Le 11 décembre dernier, la CORPIQ, un des principaux lobbies de propriétaires immobiliers du Québec, a dévoilé les résultats d'un sondage effectué auprès de plus de 1600 propriétaires bailleurs. On y apprend, entre autres, qu'à peine 59 % des propriétaires seraient prêts à louer un logement à des réfugiés syriens, et ce, même si on garantissait le paiement du loyer. On comprend donc qu'une large portion des propriétaires exerceront de la discrimination, une pratique illégale en vertu de la Charte des droits et libertés.

Au début décembre, en marge d'un forum sur l'accueil des réfugiés à Ottawa, le maire Régis Labeaume a indiqué que la Ville de Québec ne réserverait pas de logements sociaux pour héberger les réfugiés. Ils seront plutôt logés sur le marché privé de l'habitation. De fait, il y a quelques jours, en comité plénier avec les élus municipaux, le directeur général de l'Office municipal d'habitation de Québec confirmait que les réfugiés ne pourraient pas occuper de logements subventionnés dans les immeubles de type HLM. Puisqu'ils n'ont pas résidé à Québec pendant 12 mois au cours des deux dernières années, les réfugiés ne répondent pas à un des critères obligatoires du programme actuel.
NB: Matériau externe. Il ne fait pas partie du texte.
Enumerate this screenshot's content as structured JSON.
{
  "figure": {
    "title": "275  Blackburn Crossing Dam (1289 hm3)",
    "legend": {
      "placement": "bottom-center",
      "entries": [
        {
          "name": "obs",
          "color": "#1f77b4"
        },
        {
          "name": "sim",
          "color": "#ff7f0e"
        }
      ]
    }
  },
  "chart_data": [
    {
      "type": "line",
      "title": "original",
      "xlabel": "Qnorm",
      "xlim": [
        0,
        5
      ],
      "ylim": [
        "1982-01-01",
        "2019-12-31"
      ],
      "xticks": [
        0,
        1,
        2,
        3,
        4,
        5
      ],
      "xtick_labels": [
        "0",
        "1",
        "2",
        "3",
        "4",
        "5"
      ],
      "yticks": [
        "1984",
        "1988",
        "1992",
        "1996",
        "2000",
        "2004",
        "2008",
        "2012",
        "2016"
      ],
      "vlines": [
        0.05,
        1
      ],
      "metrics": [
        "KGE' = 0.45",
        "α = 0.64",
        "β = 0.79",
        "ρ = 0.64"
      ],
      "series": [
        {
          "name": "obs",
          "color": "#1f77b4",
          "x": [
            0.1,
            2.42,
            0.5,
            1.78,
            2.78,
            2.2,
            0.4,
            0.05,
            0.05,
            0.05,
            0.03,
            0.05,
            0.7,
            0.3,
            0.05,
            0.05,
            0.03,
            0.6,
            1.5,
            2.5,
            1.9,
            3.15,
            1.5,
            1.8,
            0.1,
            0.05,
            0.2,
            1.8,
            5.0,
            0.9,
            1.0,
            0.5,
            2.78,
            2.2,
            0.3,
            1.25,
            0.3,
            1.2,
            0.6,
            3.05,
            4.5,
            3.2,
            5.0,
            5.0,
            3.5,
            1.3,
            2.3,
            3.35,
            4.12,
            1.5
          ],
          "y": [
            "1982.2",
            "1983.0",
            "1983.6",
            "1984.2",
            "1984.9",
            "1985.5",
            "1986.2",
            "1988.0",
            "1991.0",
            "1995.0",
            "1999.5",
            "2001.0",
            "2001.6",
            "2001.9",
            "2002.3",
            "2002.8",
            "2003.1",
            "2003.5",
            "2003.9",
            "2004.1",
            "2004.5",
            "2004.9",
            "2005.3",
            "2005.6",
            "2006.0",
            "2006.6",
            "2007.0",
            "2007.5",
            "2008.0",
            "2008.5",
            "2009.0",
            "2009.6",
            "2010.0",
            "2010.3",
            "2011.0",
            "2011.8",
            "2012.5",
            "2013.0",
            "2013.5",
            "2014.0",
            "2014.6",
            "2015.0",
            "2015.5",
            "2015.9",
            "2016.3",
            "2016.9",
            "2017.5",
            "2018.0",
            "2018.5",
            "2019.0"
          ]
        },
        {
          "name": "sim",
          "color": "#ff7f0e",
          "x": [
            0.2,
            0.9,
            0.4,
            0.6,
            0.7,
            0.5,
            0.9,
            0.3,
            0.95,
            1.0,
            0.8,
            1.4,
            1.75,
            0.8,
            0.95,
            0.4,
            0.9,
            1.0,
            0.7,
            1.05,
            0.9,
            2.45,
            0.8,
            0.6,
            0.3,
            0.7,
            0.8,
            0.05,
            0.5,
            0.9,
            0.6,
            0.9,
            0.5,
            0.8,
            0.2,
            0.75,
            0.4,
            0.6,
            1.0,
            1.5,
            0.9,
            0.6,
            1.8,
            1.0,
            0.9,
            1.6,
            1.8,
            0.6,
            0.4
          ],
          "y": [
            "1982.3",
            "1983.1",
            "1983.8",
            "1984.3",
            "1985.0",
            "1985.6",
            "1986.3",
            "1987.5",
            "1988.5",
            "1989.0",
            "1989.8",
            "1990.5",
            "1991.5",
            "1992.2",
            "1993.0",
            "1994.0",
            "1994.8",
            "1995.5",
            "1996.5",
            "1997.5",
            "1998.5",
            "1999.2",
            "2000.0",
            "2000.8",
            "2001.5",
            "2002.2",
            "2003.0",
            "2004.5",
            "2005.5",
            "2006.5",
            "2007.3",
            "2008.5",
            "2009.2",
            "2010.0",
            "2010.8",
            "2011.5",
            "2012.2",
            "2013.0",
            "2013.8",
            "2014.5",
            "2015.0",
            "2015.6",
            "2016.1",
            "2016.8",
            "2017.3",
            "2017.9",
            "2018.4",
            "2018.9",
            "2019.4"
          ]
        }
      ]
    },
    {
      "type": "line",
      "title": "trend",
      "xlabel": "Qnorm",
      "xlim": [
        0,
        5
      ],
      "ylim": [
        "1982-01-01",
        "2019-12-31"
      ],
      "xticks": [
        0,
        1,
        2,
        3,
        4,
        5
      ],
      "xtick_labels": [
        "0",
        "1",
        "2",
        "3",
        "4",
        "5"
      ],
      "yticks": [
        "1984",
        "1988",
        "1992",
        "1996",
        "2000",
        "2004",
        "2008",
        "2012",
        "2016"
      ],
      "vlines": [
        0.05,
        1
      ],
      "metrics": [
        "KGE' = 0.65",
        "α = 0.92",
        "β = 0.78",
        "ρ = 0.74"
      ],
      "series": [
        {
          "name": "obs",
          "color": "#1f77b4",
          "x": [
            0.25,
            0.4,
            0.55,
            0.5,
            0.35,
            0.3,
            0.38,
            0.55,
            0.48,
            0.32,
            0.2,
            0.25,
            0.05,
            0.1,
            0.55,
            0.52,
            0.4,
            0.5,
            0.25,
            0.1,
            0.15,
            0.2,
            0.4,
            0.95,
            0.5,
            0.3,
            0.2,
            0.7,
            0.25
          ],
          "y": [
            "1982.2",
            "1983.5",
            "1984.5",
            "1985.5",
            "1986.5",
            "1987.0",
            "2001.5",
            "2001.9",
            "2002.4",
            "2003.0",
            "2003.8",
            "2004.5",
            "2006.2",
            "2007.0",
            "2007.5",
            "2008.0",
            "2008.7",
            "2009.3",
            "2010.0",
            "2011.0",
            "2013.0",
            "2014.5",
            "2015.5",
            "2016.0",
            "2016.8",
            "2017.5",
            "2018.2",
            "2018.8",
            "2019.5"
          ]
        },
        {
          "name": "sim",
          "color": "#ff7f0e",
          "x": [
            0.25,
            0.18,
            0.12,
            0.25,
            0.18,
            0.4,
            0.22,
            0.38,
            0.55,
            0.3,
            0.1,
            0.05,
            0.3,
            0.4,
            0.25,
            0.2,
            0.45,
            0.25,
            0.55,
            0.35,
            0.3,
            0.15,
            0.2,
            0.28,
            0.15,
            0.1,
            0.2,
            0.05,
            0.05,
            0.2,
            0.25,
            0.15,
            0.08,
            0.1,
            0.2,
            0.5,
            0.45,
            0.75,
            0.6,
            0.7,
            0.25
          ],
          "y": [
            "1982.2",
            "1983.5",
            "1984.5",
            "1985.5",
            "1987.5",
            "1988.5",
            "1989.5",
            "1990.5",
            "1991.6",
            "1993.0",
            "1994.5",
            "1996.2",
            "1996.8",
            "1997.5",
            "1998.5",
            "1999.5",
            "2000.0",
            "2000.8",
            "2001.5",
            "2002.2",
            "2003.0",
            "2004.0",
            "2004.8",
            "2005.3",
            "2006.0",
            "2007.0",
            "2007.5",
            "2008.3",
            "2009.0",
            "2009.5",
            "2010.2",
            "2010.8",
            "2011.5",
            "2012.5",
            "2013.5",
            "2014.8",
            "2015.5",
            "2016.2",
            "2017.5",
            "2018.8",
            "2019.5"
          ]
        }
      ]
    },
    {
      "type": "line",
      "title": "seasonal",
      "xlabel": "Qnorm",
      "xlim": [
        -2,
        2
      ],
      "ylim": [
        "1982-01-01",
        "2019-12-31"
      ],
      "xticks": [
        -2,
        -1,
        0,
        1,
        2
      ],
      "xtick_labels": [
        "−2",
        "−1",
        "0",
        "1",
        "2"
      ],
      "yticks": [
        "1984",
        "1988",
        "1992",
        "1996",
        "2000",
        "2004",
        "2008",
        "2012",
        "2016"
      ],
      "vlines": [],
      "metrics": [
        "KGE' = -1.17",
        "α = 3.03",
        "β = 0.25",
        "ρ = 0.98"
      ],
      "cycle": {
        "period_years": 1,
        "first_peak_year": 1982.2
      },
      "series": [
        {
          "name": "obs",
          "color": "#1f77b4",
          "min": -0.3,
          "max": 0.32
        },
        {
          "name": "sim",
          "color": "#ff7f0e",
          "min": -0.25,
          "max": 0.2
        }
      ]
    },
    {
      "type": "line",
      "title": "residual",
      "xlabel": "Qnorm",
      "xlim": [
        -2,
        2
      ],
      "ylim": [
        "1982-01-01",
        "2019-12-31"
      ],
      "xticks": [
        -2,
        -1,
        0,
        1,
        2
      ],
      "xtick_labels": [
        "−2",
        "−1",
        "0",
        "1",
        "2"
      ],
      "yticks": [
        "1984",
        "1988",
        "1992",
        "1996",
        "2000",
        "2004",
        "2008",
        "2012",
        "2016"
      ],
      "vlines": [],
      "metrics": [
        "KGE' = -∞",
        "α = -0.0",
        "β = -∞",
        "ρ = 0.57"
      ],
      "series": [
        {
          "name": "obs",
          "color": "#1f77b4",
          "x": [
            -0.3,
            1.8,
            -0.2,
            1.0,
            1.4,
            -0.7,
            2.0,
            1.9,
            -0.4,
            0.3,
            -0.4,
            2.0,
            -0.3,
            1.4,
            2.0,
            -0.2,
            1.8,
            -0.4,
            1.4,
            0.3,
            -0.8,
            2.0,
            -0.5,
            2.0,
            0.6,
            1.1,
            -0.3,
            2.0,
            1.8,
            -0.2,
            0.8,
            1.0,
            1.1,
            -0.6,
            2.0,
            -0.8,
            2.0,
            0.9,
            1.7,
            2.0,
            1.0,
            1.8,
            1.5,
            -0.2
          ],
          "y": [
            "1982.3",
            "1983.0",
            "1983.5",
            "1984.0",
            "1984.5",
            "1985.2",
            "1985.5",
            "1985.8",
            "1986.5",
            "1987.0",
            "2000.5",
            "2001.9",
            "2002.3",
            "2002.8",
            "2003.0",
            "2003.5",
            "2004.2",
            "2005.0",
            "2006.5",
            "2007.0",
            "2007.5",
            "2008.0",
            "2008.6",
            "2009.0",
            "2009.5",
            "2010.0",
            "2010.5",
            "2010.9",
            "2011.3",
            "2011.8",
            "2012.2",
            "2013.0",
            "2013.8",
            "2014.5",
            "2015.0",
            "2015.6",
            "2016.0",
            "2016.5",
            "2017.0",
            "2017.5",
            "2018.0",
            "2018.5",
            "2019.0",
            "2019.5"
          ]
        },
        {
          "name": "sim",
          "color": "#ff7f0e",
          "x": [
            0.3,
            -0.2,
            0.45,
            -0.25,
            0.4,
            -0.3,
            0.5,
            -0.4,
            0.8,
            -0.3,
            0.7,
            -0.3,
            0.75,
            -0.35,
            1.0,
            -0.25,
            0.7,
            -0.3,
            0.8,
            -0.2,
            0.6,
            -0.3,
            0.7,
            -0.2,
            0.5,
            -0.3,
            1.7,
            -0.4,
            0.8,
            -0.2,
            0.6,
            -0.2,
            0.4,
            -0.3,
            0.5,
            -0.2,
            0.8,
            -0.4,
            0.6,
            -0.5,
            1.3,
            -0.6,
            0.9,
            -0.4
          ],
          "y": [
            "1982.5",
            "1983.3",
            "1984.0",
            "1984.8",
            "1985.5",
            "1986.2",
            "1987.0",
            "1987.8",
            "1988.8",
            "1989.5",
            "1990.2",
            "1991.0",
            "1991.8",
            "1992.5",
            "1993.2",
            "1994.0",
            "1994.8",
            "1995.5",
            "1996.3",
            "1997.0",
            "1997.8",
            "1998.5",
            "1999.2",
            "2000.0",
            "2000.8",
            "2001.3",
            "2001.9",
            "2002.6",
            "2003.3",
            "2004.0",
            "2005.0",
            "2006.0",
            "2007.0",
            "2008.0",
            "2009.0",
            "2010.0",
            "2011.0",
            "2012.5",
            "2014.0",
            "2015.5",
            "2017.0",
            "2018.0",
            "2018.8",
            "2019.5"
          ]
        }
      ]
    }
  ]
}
Ils seront également exclus des loyers subventionnés offerts dans les coopératives d'habitation et dans les OSBL en habitation, là encore pour une question de critère de durée de résidence.

À moins que le gouvernement du Québec modifie de manière exceptionnelle, comme il l'a déjà fait dans le passé, la réglementation sur l'attribution des logements à loyer modique, les réfugiés syriens se logeront dans le privé. Et là, comme c'est souvent le cas, il est à craindre qu'ils doivent se contenter des logements dont personne ne veut : ceux mal entretenus, carrément insalubres et trop chers. Ils auront, pour plusieurs, à se frotter à des propriétaires immobiliers sans scrupule, dont le seul but est de maximiser la rentabilité de leurs immeubles. Pour une société d'accueil, c'est gênant, honteux. 

Au Québec, personne ne devrait vivre dans des logements qui menacent la santé et la sécurité de ses occupants. Personne ne devrait avoir à choisir entre manger et payer son loyer. Personne ne devrait vivre de la discrimination. Au Québec, tout le monde devrait avoir droit à un logement sain, abordable, accessible et sécuritaire, y compris les réfugiés.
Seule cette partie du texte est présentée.